ISLAMABAD: According to a source and the US State Department, the new US special envoy for Afghanistan, Thomas West, will visit Pakistan this week for a meeting with the Taliban foreign minister and top diplomats from China and Russia.
It will be West’s first trip to the region since succeeding Zalmay Khalilzad, the long-serving diplomat who oversaw the negotiations that led to the US pullout from Afghanistan.
The Afghan Taliban’s new foreign minister, Amir Khan Muttaqi, will attend the “troika plus” meeting in Islamabad on Thursday, a senior Pakistani government official told AFP on condition of anonymity.
West also planned to travel to Russia and India, according to the State Department.
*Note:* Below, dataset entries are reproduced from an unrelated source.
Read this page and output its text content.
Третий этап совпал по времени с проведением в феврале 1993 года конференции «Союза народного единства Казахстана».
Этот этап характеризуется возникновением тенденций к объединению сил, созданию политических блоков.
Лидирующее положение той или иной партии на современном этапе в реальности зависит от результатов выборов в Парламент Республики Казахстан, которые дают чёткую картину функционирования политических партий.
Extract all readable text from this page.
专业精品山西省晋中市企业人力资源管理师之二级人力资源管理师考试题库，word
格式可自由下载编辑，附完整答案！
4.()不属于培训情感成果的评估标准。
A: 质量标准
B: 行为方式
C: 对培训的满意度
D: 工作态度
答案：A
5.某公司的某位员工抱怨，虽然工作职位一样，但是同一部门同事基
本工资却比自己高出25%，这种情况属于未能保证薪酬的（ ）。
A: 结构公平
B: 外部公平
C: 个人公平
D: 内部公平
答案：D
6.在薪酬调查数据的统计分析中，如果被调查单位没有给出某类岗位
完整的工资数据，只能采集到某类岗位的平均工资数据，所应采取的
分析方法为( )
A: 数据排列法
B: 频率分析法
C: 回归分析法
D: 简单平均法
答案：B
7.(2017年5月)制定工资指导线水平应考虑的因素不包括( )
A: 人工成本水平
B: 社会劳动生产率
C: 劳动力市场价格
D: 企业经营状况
“He will continue to make clear the expectations that we have of the Taliban and any future Afghan government, together with our partners,” State Department spokesman Ned Price said at a briefing this week.
The meeting is “mainly aimed at…finding measures to avert a humanitarian crisis and looking into the chances of establishing up an inclusive administration in Afghanistan,” according to a senior Pakistani official.
The United Nations has repeatedly warned that Afghanistan is on the verge of becoming the world’s worst humanitarian crisis, with more than half of the nation suffering from “acute” food shortages and millions forced to choose between migration and famine throughout the winter.
West, who was in Brussels this week to brief NATO on US operations with the Taliban, told reporters that Daesh had “pretty clearly” expressed a wish for aid to be restored, as well as for international ties to be normalised and sanctions to be lifted.
On those problems, he urged partners to work together, saying that Washington “cannot accomplish any of these things on our own.”